We call on our international development partners and the private sector to support the implementation of the overarching CARICOM RSDS and the corresponding national strategies in SIDS, to optimise statistical outcomes. In this regard, international support for the Resource Mobilisation Strategy, one of the accompanying frameworks of the RSDS, agreed to by Heads of Government, will help secure better development outcomes in CARICOM SIDS, including reporting on the Sustainable Development Goals.

Here in Grenada, despite the challenges brought on by the national lockdown and the accompanying work from home policies, the Central Statistical Office used remote platforms to conduct most of its activities, pursue initiatives and utilise the wealth of opportunities for training and development. Not surprisingly therefore, this has been one of the busiest years for statistics in Grenada.

My government’s unwavering commitment to implement a system of continuous labour force surveys resulted in the transition to Computer Assisted Personal Interviewing to collect data for the 2nd Quarter Labour Force Survey via telephone interviews.

I must underscore here, the Population and Housing Census since it is the most important source of scientific data about the people and on the housing stock of any country. In fact, for many SIDS, it is the only source of reliable data that covers essential characteristics about the population and it also informs the SDG indicators. The census also provides a robust source of statistics for the work of the national statistical systems, being used as benchmarks, for household survey programmes and when coupled with Geographic Information Systems, it provides a rich source of geospatial information for solving development challenges and crises brought on by natural disasters.

CARICOM countries scheduled to undertake their census in 2020 were forced to reschedule due in part to the pandemic and the budgetary constraints that have arisen because of additional pandemic related expenditure.  I appeal here to the international community, to support the census in these vulnerable countries.  

At this juncture, I urge us all to seize the opportunities that lie within the challenges, reshape our thinking and become more creative and innovative. Statistics is often recognised as the voice of the people, but we cannot continue to effectively plan for our people if we have not assessed their abilities and vulnerabilities.

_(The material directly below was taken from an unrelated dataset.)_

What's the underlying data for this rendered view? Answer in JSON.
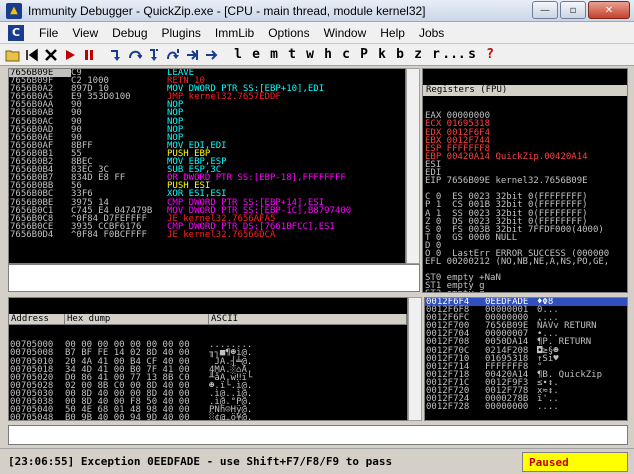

In conclusion, I must emphasise that during any crisis, citizens, governments and businesses need evidence quickly to make critical decisions that can effectively manage the pandemic, save lives and restore livelihoods. Hence innovation, resilience and international development cooperation are crucial more than ever, in ensuring that official statistics not only continue to thrive, but that they are relevant in addressing the information needs during this period.

I thank you and I wish you a constructive discourse on this important topic.